What's up with the Pharrell Williams-Nigo collab at Paris Fashion Week?


By AGENCY

Louis Vuitton's men's creative director Pharell Williams (right) and Kenzo's creative director Nigo acknowledge the audience at the end of their show in Paris. Photo: AFP

What do you do after attending Donald Trump’s inauguration?

Well, if you’re Bernard Arnault, the CEO of LVMH and one of the world’s richest men, you go to a fashion show. Bien sur (French for "of course").

Recently, roughly 24 hours after standing on the dais at Trump’s inauguration, Arnault was checking up on Pharrell Williams’ Louis Vuitton collection from the front row (his seatmates, French basketball star Victor Wembanyama in a green varsity jacket and friend-of-the-Obamas Bradley Cooper in a herringbone coat, certainly cut a different image than Dana White and Miriam Adelson).

But to call this particular show "Williams’ Louis Vuitton" would be misleading. This collection, as per the news release, listed both Williams and Nigo, a Japanese designer and founder of A Bathing Ape, as its “men’s creative directors”.

The pair have creatively commingled before. In the early aughts, they worked together on Billionaire Boys Club and Ice Cream, two BAPE offshoots that became legend for their comic-book-colored full-zip hoodies and buxom skate shoes.

“Nigo is the glue to my ideas,” Williams said some 20 years ago in a video interview, standing next to Nigo at the Ice Cream store in Tokyo.

Read more: Menswear fashion week in Paris begins with fewer shows and designer changes

Of note: Today Nigo is the creative director of Kenzo, another LVMH property, albeit one whose wattage seems to be increasingly dim.

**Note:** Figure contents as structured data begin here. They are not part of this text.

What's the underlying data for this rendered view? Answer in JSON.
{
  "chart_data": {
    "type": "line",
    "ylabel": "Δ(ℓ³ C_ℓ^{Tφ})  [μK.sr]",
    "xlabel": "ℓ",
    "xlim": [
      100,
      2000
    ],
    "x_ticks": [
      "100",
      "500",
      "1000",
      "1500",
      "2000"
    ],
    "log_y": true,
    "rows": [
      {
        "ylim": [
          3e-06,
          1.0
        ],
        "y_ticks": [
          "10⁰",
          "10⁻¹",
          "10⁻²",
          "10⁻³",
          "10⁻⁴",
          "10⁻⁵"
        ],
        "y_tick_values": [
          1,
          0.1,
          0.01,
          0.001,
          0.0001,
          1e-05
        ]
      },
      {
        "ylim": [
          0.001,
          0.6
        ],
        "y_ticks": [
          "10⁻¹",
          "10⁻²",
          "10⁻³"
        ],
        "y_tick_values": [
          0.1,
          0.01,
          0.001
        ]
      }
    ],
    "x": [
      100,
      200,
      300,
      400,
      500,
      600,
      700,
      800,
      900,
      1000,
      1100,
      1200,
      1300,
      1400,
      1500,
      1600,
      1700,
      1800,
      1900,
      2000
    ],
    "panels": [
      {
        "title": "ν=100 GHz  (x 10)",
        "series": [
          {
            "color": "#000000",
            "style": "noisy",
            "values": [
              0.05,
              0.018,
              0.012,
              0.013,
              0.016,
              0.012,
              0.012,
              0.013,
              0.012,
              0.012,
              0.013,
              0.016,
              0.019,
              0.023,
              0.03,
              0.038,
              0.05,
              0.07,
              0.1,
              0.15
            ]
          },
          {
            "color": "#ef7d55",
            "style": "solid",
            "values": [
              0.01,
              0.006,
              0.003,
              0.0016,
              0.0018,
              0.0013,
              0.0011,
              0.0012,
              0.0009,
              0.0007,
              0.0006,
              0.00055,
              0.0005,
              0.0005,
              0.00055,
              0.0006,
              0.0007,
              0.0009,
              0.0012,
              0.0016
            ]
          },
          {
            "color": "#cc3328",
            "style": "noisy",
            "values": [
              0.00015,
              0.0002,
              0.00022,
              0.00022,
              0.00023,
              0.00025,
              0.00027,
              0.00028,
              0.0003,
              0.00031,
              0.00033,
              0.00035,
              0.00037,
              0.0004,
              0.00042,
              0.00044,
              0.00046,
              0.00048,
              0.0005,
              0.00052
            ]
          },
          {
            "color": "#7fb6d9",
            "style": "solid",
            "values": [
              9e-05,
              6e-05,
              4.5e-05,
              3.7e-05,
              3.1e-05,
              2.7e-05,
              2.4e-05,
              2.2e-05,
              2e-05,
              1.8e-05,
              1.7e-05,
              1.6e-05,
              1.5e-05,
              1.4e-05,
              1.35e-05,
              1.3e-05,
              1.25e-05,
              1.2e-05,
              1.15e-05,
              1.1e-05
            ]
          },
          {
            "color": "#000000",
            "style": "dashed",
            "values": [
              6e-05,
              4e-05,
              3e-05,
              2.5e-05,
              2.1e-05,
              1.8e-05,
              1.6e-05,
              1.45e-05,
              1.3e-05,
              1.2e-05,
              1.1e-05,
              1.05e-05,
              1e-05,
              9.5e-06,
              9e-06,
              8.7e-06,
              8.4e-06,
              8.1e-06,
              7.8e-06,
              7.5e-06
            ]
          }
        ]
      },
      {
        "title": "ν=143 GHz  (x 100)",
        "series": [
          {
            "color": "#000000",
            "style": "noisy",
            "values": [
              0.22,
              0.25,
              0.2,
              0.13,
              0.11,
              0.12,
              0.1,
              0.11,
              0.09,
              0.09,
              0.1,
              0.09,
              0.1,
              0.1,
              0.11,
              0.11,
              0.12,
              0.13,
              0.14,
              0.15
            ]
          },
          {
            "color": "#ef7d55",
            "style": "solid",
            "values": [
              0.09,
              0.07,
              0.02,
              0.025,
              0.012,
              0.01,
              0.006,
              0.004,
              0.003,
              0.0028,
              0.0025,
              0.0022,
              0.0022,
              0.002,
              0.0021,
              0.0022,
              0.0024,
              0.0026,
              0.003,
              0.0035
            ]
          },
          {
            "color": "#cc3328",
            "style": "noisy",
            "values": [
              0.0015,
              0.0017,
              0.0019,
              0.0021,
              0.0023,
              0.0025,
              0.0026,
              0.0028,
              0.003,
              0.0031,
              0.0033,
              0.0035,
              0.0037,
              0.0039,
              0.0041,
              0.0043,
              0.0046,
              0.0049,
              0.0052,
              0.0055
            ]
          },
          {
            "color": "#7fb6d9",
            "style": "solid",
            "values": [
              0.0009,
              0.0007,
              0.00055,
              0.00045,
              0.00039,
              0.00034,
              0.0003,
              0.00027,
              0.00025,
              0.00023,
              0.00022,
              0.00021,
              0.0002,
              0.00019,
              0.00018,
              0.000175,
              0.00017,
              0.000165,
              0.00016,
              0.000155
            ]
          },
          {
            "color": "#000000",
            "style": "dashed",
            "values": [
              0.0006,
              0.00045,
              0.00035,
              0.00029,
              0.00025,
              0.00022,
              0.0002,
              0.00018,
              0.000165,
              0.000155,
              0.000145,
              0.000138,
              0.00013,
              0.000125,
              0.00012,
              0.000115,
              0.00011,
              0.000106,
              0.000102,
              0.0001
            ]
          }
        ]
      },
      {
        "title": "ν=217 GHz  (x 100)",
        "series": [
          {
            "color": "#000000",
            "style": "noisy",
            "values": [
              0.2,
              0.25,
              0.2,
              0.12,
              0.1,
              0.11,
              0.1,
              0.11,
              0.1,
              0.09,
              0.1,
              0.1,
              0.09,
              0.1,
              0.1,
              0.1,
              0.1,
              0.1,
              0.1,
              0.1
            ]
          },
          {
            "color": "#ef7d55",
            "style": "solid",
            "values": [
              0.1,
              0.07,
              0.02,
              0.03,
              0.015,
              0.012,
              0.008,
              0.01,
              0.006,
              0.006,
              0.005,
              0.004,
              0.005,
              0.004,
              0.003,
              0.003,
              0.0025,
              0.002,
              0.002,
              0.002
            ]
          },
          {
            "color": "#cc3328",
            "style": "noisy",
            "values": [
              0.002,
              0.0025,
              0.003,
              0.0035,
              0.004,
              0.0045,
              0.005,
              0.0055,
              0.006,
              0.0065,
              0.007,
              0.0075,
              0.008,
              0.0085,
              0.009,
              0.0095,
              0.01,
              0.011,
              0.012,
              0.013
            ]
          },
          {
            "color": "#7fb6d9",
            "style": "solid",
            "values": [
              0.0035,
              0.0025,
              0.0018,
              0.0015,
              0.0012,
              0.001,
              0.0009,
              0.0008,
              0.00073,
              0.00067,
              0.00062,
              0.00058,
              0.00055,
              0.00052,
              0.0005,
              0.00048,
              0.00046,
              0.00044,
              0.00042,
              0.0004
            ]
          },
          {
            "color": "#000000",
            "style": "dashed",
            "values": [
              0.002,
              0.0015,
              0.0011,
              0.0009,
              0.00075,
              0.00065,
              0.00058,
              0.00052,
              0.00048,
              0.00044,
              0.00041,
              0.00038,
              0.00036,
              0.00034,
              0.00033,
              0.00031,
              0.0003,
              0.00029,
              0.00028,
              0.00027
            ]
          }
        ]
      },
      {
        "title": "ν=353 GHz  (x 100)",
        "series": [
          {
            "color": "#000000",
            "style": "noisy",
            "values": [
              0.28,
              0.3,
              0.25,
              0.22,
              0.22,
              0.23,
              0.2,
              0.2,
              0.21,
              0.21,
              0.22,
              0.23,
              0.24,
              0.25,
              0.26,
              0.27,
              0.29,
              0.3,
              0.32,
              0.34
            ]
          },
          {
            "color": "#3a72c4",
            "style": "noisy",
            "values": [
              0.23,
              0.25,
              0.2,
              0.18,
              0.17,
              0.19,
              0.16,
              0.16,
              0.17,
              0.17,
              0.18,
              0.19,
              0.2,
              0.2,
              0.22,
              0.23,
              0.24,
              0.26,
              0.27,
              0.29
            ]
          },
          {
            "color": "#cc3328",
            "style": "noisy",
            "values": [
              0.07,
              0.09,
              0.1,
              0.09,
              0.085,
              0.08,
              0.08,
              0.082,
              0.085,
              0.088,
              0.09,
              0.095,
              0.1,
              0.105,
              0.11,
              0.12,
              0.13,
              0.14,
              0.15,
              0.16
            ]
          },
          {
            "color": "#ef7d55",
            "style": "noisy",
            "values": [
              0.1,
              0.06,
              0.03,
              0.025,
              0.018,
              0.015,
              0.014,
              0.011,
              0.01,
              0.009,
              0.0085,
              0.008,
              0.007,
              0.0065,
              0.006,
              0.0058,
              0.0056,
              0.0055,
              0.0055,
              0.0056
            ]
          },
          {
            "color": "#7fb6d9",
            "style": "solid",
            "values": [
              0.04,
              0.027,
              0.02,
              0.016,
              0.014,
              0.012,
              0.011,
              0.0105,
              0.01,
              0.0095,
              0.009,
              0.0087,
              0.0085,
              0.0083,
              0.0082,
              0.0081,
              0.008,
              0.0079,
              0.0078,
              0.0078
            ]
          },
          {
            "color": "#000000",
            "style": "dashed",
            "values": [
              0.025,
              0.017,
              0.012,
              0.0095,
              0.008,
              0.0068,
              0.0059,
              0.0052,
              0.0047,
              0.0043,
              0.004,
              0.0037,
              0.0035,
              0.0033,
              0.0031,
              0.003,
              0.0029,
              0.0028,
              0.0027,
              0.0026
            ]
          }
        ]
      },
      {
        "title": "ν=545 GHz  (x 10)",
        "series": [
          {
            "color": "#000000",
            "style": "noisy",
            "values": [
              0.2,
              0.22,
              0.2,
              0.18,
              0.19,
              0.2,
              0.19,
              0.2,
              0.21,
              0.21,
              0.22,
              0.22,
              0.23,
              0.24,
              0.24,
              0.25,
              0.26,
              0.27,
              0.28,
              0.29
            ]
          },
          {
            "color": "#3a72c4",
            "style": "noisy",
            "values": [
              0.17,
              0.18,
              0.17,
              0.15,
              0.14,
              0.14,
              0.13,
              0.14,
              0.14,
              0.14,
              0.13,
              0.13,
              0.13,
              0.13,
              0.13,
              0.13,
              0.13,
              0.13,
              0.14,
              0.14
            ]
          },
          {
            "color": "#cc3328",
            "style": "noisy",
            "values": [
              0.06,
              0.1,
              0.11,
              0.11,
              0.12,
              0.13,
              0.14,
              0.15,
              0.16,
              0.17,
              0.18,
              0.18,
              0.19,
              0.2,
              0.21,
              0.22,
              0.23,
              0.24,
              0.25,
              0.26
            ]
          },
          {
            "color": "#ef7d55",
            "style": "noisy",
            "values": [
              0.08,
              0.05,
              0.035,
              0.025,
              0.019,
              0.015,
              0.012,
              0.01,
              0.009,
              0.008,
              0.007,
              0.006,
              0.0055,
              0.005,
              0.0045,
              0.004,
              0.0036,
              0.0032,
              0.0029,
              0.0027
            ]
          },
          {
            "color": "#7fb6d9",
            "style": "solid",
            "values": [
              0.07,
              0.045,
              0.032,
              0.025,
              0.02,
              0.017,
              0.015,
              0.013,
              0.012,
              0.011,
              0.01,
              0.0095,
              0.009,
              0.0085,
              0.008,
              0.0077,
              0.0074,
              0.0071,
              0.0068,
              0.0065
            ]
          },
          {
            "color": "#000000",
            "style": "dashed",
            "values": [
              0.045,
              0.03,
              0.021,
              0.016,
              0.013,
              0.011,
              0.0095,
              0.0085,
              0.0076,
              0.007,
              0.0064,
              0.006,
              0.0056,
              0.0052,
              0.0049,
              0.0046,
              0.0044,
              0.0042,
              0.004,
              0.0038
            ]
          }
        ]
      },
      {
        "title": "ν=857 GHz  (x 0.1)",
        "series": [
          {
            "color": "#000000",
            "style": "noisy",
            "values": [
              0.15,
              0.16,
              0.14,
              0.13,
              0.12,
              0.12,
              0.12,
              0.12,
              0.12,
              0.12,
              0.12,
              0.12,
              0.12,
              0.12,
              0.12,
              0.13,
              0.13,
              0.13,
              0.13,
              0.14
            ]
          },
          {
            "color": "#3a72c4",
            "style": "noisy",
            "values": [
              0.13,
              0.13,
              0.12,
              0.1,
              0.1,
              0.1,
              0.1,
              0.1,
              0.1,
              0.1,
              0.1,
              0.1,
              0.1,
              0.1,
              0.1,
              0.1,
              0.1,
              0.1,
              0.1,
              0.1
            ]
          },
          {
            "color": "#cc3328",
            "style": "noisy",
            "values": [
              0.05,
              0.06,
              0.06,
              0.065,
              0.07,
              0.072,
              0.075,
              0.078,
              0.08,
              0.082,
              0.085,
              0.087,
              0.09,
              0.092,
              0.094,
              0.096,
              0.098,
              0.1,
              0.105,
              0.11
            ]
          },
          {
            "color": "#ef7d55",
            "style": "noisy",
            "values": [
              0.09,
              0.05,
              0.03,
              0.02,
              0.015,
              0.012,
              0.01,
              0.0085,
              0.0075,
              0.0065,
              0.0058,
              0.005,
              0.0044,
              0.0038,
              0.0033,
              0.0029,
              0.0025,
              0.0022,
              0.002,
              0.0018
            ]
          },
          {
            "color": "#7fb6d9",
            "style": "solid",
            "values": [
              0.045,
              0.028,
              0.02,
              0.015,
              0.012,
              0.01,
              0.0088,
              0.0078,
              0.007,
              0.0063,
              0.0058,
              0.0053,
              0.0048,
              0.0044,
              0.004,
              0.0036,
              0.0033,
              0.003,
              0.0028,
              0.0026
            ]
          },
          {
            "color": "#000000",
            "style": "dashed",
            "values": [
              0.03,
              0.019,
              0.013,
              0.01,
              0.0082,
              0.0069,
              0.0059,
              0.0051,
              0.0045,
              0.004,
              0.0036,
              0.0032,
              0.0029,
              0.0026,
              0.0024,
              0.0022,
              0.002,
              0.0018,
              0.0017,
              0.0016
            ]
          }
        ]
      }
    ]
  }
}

And so, what Arnault and hundreds of audience members saw was a demonstration of an LVMH-sanctioned bromance (neither designer was made available for an interview, so their creative process for this particular collection remained opaque).

There was perhaps more Nigo in this recipe than Pharrell.

A cherry varsity jacket, a rivet-studded trucker and especially the curve-brimmed flat caps – these were quintessential Nigo. A four-pocket chore coat in a vertical conductor’s stripe and some whiskered jeans could easily have wandered out of Nigo’s archive of American vintage or, for that matter, the Kenzo design studio.

Nods to Nigo’s Japanese heritage were vigorous, as in a baseball jersey with “Vuitton” rendered in Japanese syllabaries and a camo print formed from cherry-blossom-like splotches.

Husky sneakers, like bowling shoes inflated by a bike pump, could have been a lost Ice Cream sketch.

Models wear creations as part of the men's Louis Vuitton Autumn/Winter 2025 show in Paris. Photo: APModels wear creations as part of the men's Louis Vuitton Autumn/Winter 2025 show in Paris. Photo: AP

This was the chockablock 400-level section of the collection: the section for the Nigo-ologists and their Pharrell-ospher classmates. If you didn’t spend the early 2000s reading Hypebeast.com or brushing up on videos of Nigo’s clothing warehouse (this man owned Pee-wee Herman’s suit, folks!), at least some of it would be lost on you.

As if to aid the audience, a phalanx of milky white cubes on the runway turned clear at the denouement of the show, revealing a “visual history of Pharrell and Nigo’s journey”.

That history included Billionaire Boys Club varsity jackets, the dimpled 10-gallon Vivienne Westwood hats that were once a Williams signature and Louis Vuitton sacks of all shapes.

Some items are now available at auction on Joopiter, Williams’ auction site.

Read more: 'Making fun of wealth': Independent brand parodies luxury at Milan Fashion Week

Williams – a designer/music producer/skin-care magnate/hospitality entrepreneur/Lego film star – never lets an opportunity for corporate synergies pass him by.

Of course, Louis Vuitton, at its globe-spanning scale, cannot rely solely on wistful streetwear geeks. And so as this collection marched on, it unspooled to target Vuitton’s can-be-anyone-as-long-as-he’s-rich clientele.

There were walking coats in English checks, distressed ball caps and straight-up chinos. But also crystal-kissed pink cardigans, a leather hoodie made of serpentine patchwork and kooky Coogi-looking sweaters.

A Louis Vuitton show without at least a baker’s dozen bags would be like Paris without traffic, and so we were presented with cherry-blossom pink duffels, coffin-size trunks, puny rectangular pouchettes and grocery-store-style logo totes.

By the end, it was an aimless but agreeable array of stuff, one that will, undoubtedly, find its way to shopper’s closets – and most likely, for Arnault, that’s a display worth flying back for.